Ambrosie made the admission while testifying to a House of Commons standing committee on finance on May 7.

During his testimony, Ambrosie even said the league’s future is “very much in jeopardy.”

“Unlike large US-based leagues, our biggest source of revenue is not TV – it’s ticket sales,” Ambrosie said. “Governments coping with Covid-19 – for reasons of public health that we totally support – have made it impossible for us to do what we do.

“Our best-case scenario for this year is a drastically truncated season. And our most likely scenario is no season at all,” he said.

Ambrosie’s statement came a week after it emerged the CFL had requested up to C$150m in financial assistance from the federal government to cope with the devastating effects of the ongoing health crisis.

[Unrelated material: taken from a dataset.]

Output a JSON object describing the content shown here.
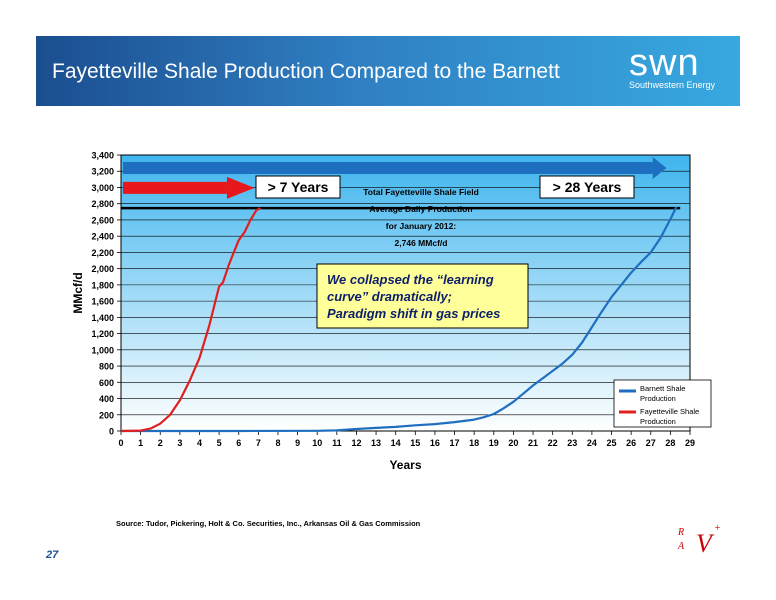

“Ours is a big brand but not a wealthy business,” he said. “Collectively, our teams lose between C$10m and C$20m a season. We survive because of the passion of our fans, the dedication of the volunteers who guide our community-held clubs, and the civic philanthropy of the people who own, and subsidize, our privately-held teams.”

The CFL has pushed back the beginning of its regular season to early July but this is likely to be further delayed due to extended shutdown of public events in QuebecCalgary, Toronto and other cities and provinces.

Ambrosie added: “We are currently operating on the money our fans, and to a lesser extent our broadcasters and sponsors, pay us in advance for games. The day is fast approaching when we will have to cancel several games and perhaps the season. And then our fans and partners will have every right to demand their money back. At that moment, our financial crisis will become very real and very big. A ban on large gatherings means no revenue, no business, for us. We want to ensure it also does not mean no CFL, for the future.”

The coronavirus has had a significant impact in Canada with the Rogers Cup women’s tennis event called off, Formula One’s Canadian Grand Prix postponed and the Canadian Premier League announcing a series of wage cuts and deferrals.

The CPL has also asked the federal government for financial assistance. The start-up league is seeking C$15m in “short-term financing.”